The ultra vires approach mutated into the principle of legality.
What is the principle of legality?
A principle of statutory interpretation which presumed that Parliament did not intend to authorise the infringement of fundamental or 'constitutional' rights and cardinal principles of the rule of law without specific statutory authorisation
R v Secretary of State for the Home Department, ex parte Leech (No.2)
Leech
Concerned prison rules permitting the INTERCEPTION OF LETTERS to and from a prisoner, including correspondence with his lawyers. Interfered with constitutional right.

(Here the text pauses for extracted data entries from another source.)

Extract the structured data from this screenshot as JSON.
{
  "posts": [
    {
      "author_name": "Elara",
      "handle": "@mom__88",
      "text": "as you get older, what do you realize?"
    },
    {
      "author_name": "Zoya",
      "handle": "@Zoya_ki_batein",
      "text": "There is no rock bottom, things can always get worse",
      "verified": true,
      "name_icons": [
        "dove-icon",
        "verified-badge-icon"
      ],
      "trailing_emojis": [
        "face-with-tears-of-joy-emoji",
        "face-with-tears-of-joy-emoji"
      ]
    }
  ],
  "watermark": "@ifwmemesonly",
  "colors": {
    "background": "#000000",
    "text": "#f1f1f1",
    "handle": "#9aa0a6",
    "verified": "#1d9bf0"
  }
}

The interference could only be authorised by express words in the statute or by necessary implication. That necessary implication could only arise where the purpose of Parliament could not be achieved without the right being infringed or the function of the public body could not be discharged without it. Even if this was satisfied, the right could still not be infringed to any greater extent than was necessary in order to achieve the statutory objective. The Court of Appeal in Leech accepted that, by necessary implication, the Prison Act 1952 authorised some screening of correspondence passing between a prisoner and a solicitor. But the prison rules, made under the authority of that statute, were too wide in permitting all letters to and from a prisoner to be read.

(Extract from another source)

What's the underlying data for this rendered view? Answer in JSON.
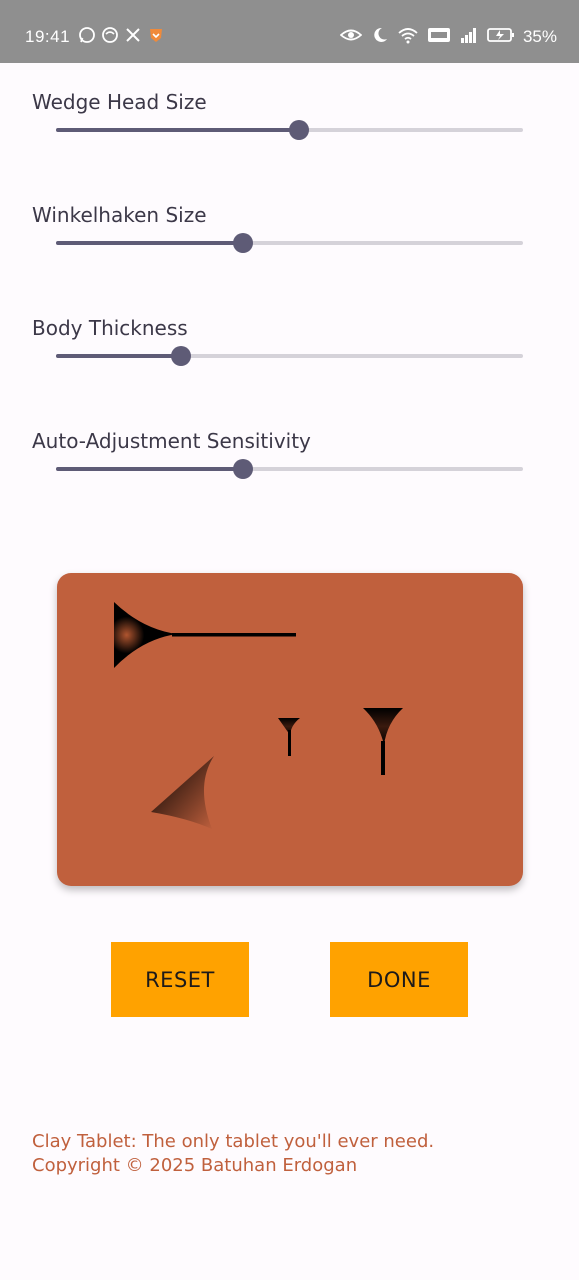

The authorised intrusion had to be the minimum necessary to ensure that the correspondence was in truth bona fide legal correspondence.
R v Lord Chancellor ex p Witham
Principle of legality used to challenge the scale of COURT FEES (set at £500) set by the Lord Chancellor (to encourage people to use other dispute resolution methods)

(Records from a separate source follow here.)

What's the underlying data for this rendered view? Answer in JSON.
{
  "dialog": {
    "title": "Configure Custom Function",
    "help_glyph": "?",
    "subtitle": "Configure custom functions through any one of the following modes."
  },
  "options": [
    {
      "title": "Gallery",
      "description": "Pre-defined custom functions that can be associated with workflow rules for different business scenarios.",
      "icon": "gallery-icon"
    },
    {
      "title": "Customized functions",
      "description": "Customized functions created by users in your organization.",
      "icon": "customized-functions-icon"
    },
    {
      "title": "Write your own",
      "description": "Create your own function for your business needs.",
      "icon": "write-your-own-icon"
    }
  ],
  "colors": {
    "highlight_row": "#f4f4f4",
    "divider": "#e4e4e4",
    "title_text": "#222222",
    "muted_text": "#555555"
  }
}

Witham sought judicial review of the Lord Chancellor's decision in setting the court fees. He argued that his right of access to the court was being denied by the scale of fees and the court's refusal to waive them. It was held that the Act did not authorise the Lord Chancellor to set fees at such a level that access to the courts, a
fundamental right, was denied. The instrument was declared to be ultra vires the Act.
Lord Steyn comment from R v Secretary of State ex p Pierson?
"... unless there is the clearest provision to the contrary, Parliament must be presumed not to legislate contrary to the rule of law. And the rule of law enforces minimum standards of fairness, both substantive and procedural."
Facts of ex p Simms?
A simple ban which prevented any prisoner speaking to journalists professionally and without discrimination was unlawful
What did lord Hoffman say in ex p simms?
"Parliamentary sovereignty means that Parliament can, if it chooses, legislate contrary to fundamental principles of human rights. The Human Rights Act 1998 will not detract from this power. The constraints upon its exercise by Parliament are ultimately political, not legal. But the principle of legality means that Parliament must squarely confront what it is doing and accept the political cost. Fundamental rights cannot be overridden by general or ambiguous words. This is because there is too great a risk that the full implications of their unqualified meaning may have passed unnoticed in the democratic process. In the absence of express language or necessary implication to the contrary, the courts therefore presume that even the most general words were intended to be subject to the basic rights of the individual. In this way the courts of the United Kingdom, though acknowledging the sovereignty of Parliament, apply principles of constitutionality little different from those which exist in countries where the power of the legislature is expressly limited by a constitutional document."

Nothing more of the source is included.